Al comparar las posiciones de los estados respecto del IDH y el IDG se observa que Quintana Roo y Tabasco retroceden dos posiciones, mientras que los estados de México y Querétaro pierden una. Entre los que ganan posiciones se encuentran Jalisco, que pasó del lugar 13 al 12, y Baja California, Chihuahua, Guanajuato, Nayarit y Yucatán, que avanzan un lugar.

Al realizar comparaciones internacionales se obtiene que el promedio nacional del IDG es semejante al de Panamá y por entidades federativas, el del Distrito Federal es similar al de República de Corea y el de Chiapas al de la República Árabe de Siria.

Para evaluar la brecha entre hombres y mujeres a partir de los logros de participación en su entorno se utiliza el Índice de Potenciación de Género (IPG), que mide la participación de las mujeres en distintos aspectos de la vida pública.

En 2002 el IPG nacional era de 0,529 y los valores más altos de este indicador se observaban en el Distrito Federal, Baja California Sur, Quintana Roo, Campeche y Coahuila. Las entidades con menor IPG eran Oaxaca, Zacatecas, San Luis Potosí, Morelos y Chiapas.

El IPG nacional es similar al de Hungría, aunque a nivel de los estados se encuentran valores equivalentes a países como España y Reino Unido en el Distrito Federal, y otros equivalentes a Paraguay, en el caso de Chiapas.


Figura 2. Comparación internacional de los estados mexicanos en:

IDG 

IPG

Fuente: PNUD 2005 Informe sobre Desarrollo Humano de México 2004

Es manifiesto que el patrón de desarrollo humano en México es la desigualdad, sea ésta medida entre regiones, entre grupos o entre personas.

Se ha hecho hincapié en la necesidad de adoptar acciones positivas a favor de las formas discriminatorias ocultas que excluían a las mujeres de los puestos de representación y toma de decisiones políticas, como lo escribe Ana Rubio (2005): “Las mujeres necesitan, para hacer de la subjetividad y ciudadanía formal una subjetividad y ciudadanía real, ser reconocidas como sujetos racionales y con autoridad no sólo en la forma jurídica, también en la política.”

Actualmente el 51,7 % del padrón electoral esta conformado por mujeres. Sin embargo a la fecha ninguna mujer ha ocupado la Presidencia de la República y sólo dos mujeres han sido postuladas para dicho cargo.

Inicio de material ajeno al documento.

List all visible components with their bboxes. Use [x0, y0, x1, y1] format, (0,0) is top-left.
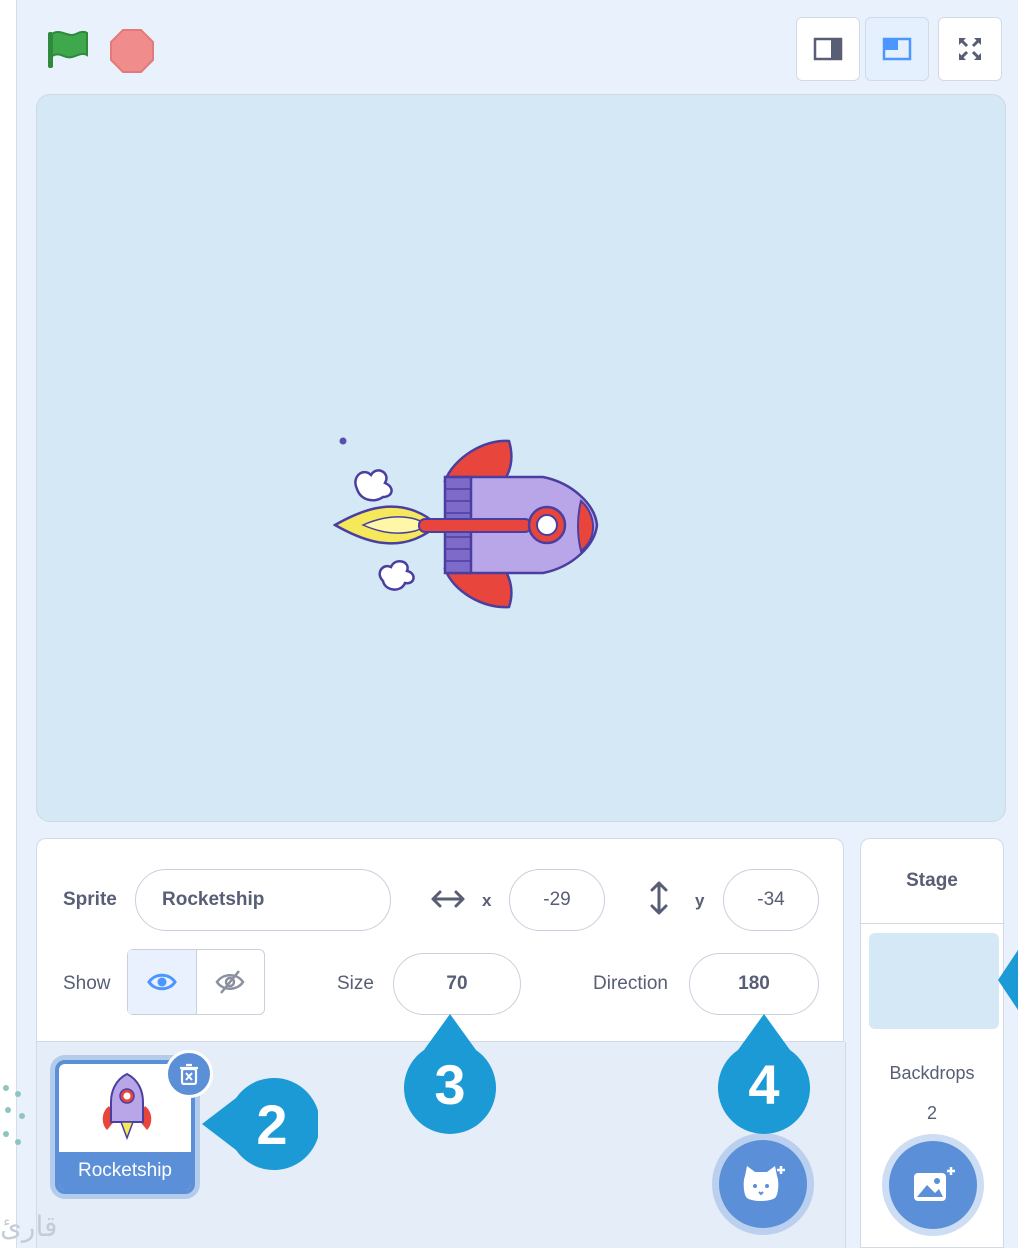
- rocketship-sprite[interactable]: [333, 431, 601, 621]
- stage-selector-panel: Stage Backdrops 2: [860, 838, 1004, 1248]
- callout-2: 2: [202, 1078, 318, 1170]
- normal-stage-icon: [882, 37, 912, 61]
- y-label: y: [695, 891, 705, 910]
- show-toggle-group: [127, 949, 265, 1015]
- x-label: x: [482, 891, 492, 910]
- direction-input[interactable]: 180: [689, 953, 819, 1015]
- show-visible-button[interactable]: [128, 950, 197, 1014]
- green-flag-button[interactable]: [46, 28, 90, 70]
- cat-add-icon: [743, 1166, 785, 1201]
- small-stage-button[interactable]: [796, 17, 860, 81]
- direction-label: Direction: [593, 973, 668, 994]
- y-input[interactable]: -34: [723, 869, 819, 931]
- backdrops-info: Backdrops 2: [861, 1053, 1003, 1133]
- callout-arrow-edge: [998, 950, 1018, 1010]
- green-flag-icon: [48, 30, 88, 68]
- decorative-dots: [3, 1085, 25, 1145]
- callout-3: 3: [404, 1012, 496, 1134]
- watermark-text: قارئ: [0, 1211, 58, 1242]
- eye-icon: [146, 973, 177, 991]
- backdrop-add-icon: [914, 1167, 955, 1201]
- show-hidden-button[interactable]: [197, 950, 265, 1014]
- stop-button[interactable]: [108, 27, 156, 75]
- stage-title: Stage: [861, 839, 1003, 924]
- size-input[interactable]: 70: [393, 953, 521, 1015]
- sprite-label: Sprite: [63, 889, 117, 910]
- eye-hidden-icon: [215, 970, 245, 994]
- callout-4: 4: [718, 1012, 810, 1134]
- rocketship-thumbnail-icon: [102, 1072, 152, 1140]
- fullscreen-icon: [959, 38, 981, 60]
- horizontal-arrows-icon: [431, 890, 465, 908]
- backdrops-count: 2: [926, 1103, 937, 1123]
- choose-sprite-button[interactable]: [719, 1140, 807, 1228]
- normal-stage-button[interactable]: [865, 17, 929, 81]
- vertical-arrows-icon: [650, 881, 668, 915]
- stage-canvas[interactable]: [36, 94, 1006, 822]
- sprite-thumbnail-label: Rocketship: [59, 1152, 191, 1190]
- size-label: Size: [337, 973, 374, 994]
- trash-icon: [180, 1063, 198, 1085]
- fullscreen-button[interactable]: [938, 17, 1002, 81]
- sprite-name-input[interactable]: Rocketship: [135, 869, 391, 931]
- backdrops-label: Backdrops: [889, 1063, 975, 1083]
- stage-thumbnail[interactable]: [869, 933, 999, 1029]
- choose-backdrop-button[interactable]: [889, 1141, 977, 1229]
- x-input[interactable]: -29: [509, 869, 605, 931]
- stop-icon: [110, 29, 154, 73]
- show-label: Show: [63, 973, 111, 994]
- small-stage-icon: [813, 37, 843, 61]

Se ha incrementado la participación de las mujeres en las Cámaras de Diputados y Senadores, sin embargo los porcentajes son todavía muy bajos, el 18,8% en la cámara de senadores y el 22,4% en la de diputados. Esto a pesar de que desde el año 2002 se estableció una cuota de representación de 70-30 en ambas cámaras. (www.cddhcu.gob.mx 2004)

Pocas mujeres han ocupado el cargo de gobernadora. De las presidencias de los 2.452 municipios, las mujeres sólo ocupan el 3,7%, y en el cargo de regidoras alcanza un 24,8%.

En la Administración Pública Federal es muy variable la participación en los puestos de altos funcionarios. En la administración actual el 20% de los Secretarios de Estado (Ministros) y puestos homólogos; y el 20,5 de los subsecretarios.